The BC NDP have essentially continued on with the BC Liberals focus on developing the natural gas/LNG industry with more massive tax concessions and with the Site C Hydro project. The BC Liberals forced Site C into being by passing legislation to exempt Site C from BC Utilities Commission review, which it would have failed. Upon gaining office, the NDP referred the project to the BCUC for a very limited review to investigate but not recommend. Despite their restricted mandate, the panel opened the door to the possibility to stop the project. The NDP, afraid of being condemned by the BC Liberals and the media for writing off some $2 to $3 billion in sunk costs, decided to continue digging a bigger hole for BC Hydro. Now, in 2020, this unnecessary (no market for the electricity), environmentally destructive, risky project being built on a well-recognized unstable geological formation has a sunk cost of some $8 billion. If ever completed, it could suffer a fatal geological fault, which would shut it down resulting in a write-off of some $12+ billion and climbing. Site C’s has reportedly already used up all the construction “contingency fund” that was to cover total project cost overruns, years before scheduled completion. Should a fatal geological fault occur, there will be billions in “deconstruction costs” can conceivably extensive downstream risks. Is this why Premier Horgan called this early election? He hired former Finance Deputy Minister Peter Milburn to advise on the status of the project in July. Does Mr. Horgan know something we don’t? Did he want to get the election over with before having to issue some seriously bad news to the public, knowing full well that it would negatively impact the chances of winning an election in 2021?
On old growth forests, despite an in depth Strategic Report that recommends protecting these rapidly vanishing ecological treasures and some sympathetic utterings, the NDP continues to permit the destruction of old growth forests.
On GHG emissions, like Christy Clark in 2012, the NDP have paused the annual increase in the Carbon Tax due to COVID-19 until 2021, thus losing out on perhaps $200 million in lost revenues when the province is in desperate need of revenues to help pay for COVID-19’s $12 billion and still climbing bill.

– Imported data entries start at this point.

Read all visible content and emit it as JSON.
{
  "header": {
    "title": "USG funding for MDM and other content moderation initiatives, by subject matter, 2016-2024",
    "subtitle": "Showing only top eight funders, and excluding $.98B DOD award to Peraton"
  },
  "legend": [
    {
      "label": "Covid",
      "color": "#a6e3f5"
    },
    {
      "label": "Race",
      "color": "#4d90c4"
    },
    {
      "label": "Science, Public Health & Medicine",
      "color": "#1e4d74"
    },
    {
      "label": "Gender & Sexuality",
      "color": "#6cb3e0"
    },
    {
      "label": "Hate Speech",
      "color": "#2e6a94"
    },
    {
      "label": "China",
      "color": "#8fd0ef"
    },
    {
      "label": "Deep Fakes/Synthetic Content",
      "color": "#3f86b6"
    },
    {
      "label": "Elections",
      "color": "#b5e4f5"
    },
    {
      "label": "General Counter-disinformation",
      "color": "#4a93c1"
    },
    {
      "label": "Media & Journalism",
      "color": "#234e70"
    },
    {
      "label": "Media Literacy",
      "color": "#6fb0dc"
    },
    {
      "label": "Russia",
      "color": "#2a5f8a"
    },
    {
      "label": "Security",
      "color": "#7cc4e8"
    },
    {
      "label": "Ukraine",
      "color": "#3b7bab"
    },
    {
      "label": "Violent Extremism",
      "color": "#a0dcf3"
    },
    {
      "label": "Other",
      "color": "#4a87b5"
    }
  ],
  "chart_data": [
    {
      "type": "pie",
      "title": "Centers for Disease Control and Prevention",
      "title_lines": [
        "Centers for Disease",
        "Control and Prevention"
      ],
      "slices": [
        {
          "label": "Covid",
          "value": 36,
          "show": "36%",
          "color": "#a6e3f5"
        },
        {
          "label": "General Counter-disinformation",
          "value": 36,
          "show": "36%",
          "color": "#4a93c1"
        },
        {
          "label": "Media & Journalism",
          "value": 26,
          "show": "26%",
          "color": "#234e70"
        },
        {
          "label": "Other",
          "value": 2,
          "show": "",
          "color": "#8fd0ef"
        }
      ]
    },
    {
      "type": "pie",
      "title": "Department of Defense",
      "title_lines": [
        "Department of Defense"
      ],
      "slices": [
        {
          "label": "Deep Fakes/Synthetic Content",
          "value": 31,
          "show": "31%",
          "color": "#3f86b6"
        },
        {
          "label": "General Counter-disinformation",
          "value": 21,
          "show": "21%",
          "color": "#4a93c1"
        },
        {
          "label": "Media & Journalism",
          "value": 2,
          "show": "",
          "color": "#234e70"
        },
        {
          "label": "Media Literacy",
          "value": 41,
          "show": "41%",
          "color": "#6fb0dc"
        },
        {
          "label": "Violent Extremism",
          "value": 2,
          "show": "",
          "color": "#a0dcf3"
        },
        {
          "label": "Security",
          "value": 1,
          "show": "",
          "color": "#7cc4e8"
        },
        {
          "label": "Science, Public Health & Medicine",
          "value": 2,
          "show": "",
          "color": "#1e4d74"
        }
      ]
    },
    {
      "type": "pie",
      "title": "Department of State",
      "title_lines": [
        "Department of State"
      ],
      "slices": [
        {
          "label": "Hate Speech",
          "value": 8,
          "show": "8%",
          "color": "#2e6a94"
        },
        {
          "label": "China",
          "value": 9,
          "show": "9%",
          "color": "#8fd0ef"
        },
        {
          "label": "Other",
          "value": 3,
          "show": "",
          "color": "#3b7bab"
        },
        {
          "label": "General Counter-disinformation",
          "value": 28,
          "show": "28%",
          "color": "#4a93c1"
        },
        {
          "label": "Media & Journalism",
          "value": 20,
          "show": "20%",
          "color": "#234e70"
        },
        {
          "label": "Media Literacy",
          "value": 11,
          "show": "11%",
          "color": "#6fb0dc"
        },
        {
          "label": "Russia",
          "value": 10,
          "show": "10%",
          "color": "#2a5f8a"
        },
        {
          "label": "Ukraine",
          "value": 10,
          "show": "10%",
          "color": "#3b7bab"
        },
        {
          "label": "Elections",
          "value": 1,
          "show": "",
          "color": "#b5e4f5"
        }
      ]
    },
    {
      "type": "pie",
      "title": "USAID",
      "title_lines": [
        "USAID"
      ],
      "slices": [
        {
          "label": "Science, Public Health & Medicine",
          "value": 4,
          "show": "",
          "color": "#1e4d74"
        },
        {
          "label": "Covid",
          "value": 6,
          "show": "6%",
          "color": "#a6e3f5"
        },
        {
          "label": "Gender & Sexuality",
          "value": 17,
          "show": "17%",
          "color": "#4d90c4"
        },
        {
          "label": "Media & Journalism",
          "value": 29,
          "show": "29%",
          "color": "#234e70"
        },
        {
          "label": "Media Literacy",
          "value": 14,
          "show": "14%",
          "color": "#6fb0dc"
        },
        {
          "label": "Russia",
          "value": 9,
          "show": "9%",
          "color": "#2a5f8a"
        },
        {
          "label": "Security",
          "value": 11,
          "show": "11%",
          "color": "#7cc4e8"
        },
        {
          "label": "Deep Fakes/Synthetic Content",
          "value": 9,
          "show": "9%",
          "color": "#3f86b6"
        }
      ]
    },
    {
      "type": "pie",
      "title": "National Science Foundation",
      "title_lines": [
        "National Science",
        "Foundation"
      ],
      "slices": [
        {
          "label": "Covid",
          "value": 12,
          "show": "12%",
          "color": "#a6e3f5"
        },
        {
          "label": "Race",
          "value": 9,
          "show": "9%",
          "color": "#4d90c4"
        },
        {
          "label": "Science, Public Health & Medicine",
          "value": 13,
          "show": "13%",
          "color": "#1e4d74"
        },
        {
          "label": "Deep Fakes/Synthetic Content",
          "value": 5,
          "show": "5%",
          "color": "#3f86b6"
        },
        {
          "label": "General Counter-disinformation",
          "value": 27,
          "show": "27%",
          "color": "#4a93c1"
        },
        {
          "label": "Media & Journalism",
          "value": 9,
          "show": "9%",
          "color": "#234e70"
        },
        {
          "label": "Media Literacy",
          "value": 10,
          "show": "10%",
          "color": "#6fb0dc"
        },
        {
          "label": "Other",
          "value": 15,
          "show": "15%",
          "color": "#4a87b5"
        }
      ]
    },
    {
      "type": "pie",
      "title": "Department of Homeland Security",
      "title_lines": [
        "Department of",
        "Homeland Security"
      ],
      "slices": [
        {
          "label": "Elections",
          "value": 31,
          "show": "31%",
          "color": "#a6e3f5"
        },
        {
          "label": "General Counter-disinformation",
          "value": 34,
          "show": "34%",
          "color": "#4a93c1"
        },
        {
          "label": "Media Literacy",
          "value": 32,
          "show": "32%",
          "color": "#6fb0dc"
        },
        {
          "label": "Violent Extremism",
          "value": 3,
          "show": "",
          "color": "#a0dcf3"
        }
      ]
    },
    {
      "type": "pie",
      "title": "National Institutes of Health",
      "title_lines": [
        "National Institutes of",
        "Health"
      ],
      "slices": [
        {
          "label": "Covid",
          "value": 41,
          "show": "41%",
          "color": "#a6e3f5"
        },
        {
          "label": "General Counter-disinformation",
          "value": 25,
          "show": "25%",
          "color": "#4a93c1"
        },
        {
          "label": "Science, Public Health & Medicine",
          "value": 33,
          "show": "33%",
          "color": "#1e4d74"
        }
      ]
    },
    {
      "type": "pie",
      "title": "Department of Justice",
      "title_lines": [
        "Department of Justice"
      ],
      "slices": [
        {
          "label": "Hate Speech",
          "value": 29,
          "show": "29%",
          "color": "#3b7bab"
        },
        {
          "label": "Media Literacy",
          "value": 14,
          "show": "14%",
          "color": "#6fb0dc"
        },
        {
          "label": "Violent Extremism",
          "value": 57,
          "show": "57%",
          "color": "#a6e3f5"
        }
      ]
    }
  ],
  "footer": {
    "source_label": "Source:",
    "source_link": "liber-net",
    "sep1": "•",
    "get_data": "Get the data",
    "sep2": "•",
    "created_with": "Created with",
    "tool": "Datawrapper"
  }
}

All the NDP’s efforts to reduce future emissions via Clean BC will be swamped by the Kitimat LNG project’s 14 MT in BC emissions, let alone its 86 MT in global emissions, which will be 126% of BC’s total emissions declared in the latest BC Emissions Inventory.
In its September 19th edition The Economist vexed over business and governments’ inability to address the foreboding crisis of Climate Change in a 12-page Special Report on Business and Climate Change. In conclusion, under a sub-heading Vote early, vote green, The Economist notes “Electorates can, however, make a big difference. If hordes of green voters start turning up at polling stations…they will press political leaders to impose more environmentally friendly regulations and laws.”
For a magazine that is devoted to the free market, that is quite a remarkable statement, but perhaps sage advice for BC voters who want their BC Government to take Global Warming seriously and stop dithering.